Another item on this year’s agenda is the faculty grievance procedure. Luchtel said there had been many complaints about the procedure, though he wasn’t sure exactly what the problem is. He said the Faculty Council on Faculty Affairs would be dealing with the issue, but because a faculty member filing a grievance begins the process with the secretary of the faculty, he has been consulting with Gerry Philipsen, who holds that position.
“It may be that we need to create a document on the Faculty Senate Web site that more clearly spells out not only what the procedure is, but some of the context for it,” Luchtel said. “We’d like people to understand the pros and cons of filing a grievance, to consider whether they really want to do that.”
Luchtel also hopes this will be the year that the Legislature passes a law mandating the appointment of a faculty member to the Board of Regents. A bill requiring faculty representation on all the state university boards was introduced in the Washington State Senate last year, sponsored by Senators Paull Shin, Tim Sheldon, Harriet Spanel and Jerome Delvin. It had a hearing in the Senate Higher Education Committee, but since it was late in the session and other parties expressed concerns, it was not brought to a vote.
Luchtel said there are legislators sympathetic to the cause, however, especially because there already is a student regent.
“The senate leadership strongly feels that faculty need a place at the table,” he said.
The senate does have a liaison on the Board of Regents — Sally Jewell — and Luchtel said it has been “terrific” working with her. But he said that as long as there is no faculty member on the board, the faculty will continue to feel that they are on the “outside” of University affairs.
And finally, Luchtel said he is concerned with the Faculty Senate’s process. “A senate should be a place for discussion and debate of the issues,” he said. “The way we do business tends to be giving report after report after report, which makes for a very one-way avenue of communication from the top down.”

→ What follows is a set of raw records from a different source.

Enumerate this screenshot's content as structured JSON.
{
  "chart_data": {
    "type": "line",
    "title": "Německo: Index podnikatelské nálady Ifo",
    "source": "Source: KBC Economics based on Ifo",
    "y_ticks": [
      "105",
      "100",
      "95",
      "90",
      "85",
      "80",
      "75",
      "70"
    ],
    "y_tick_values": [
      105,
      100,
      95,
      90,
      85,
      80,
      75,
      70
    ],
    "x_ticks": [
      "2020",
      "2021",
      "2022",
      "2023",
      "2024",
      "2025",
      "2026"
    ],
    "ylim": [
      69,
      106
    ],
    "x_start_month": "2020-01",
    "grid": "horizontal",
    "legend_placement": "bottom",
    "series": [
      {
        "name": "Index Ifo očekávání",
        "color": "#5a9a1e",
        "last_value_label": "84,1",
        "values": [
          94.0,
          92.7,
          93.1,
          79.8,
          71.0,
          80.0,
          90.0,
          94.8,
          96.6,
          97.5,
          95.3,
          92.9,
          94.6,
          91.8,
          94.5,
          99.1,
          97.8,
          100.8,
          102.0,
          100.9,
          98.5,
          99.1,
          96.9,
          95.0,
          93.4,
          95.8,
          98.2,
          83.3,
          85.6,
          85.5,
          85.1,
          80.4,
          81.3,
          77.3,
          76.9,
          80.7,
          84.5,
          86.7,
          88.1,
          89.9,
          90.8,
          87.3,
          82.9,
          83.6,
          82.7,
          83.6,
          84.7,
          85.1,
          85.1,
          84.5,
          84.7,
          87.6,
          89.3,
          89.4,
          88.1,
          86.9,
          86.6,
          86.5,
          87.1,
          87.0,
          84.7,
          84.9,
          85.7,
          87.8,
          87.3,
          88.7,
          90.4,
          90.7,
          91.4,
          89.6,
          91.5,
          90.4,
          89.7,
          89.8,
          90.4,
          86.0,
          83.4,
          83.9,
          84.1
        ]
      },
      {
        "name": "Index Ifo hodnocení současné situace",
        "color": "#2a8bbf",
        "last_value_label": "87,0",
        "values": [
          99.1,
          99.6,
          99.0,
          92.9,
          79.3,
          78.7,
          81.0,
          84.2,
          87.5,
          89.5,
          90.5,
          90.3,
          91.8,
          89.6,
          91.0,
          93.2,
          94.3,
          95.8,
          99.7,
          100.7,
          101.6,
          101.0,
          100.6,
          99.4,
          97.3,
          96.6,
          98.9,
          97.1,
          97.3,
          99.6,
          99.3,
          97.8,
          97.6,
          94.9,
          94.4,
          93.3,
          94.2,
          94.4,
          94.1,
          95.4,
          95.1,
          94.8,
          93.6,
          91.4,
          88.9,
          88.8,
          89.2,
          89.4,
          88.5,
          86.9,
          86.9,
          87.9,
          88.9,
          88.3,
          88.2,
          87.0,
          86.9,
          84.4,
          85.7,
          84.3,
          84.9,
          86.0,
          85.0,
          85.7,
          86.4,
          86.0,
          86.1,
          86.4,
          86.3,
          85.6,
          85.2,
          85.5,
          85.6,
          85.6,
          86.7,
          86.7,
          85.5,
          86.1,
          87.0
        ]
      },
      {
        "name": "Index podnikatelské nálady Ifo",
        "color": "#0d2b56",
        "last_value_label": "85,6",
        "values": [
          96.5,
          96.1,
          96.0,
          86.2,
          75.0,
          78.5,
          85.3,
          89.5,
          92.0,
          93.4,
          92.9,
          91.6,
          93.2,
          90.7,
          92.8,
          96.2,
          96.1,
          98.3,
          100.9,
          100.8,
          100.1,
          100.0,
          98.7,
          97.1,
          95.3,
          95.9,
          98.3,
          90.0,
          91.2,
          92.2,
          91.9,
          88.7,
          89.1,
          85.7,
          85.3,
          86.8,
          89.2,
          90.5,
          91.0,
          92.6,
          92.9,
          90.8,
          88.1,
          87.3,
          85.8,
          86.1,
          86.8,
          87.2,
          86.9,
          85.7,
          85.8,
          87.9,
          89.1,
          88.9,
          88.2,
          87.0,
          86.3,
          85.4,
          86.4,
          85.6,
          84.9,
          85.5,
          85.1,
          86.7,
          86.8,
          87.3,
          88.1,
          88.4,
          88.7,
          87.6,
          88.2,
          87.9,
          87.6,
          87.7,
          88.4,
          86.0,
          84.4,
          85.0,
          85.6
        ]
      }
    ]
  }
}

The real business of the senate, Luchtel said, goes on in the 14 faculty councils, and he should know. He served two terms as a senator — in the 1980s and early ’90s — before volunteering for the Faculty Council on Faculty Affairs, which he subsequently chaired. During his term as chair, the Medicare billing scandal at the UW Medical Center broke, and he became deeply involved in analyzing the problems and writing up a fairly extensive report on what went wrong, how it went wrong and what needed to change. There was a huge difference, he said, between serving as a senator and serving on a council.
“It’s on the councils that you feel what you’re doing makes a difference.”
Luchtel would like to bring some of that feeling to the senate floor — perhaps by making the senate smaller and have it meet more often. He’s introduced that idea to the executive committee as a discussion item.
“The Faculty Senate is perceived by the average faculty member as a big waste of time — it doesn’t do anything,” Luchtel said. “And the view you sometimes get from the administration is that we’re just a bunch of amateurs. So we catch it from both ends.
“I’d like both faculty and administrators to view us as players on the field. I’d like them to see that we do make a difference, that we add value to the system.”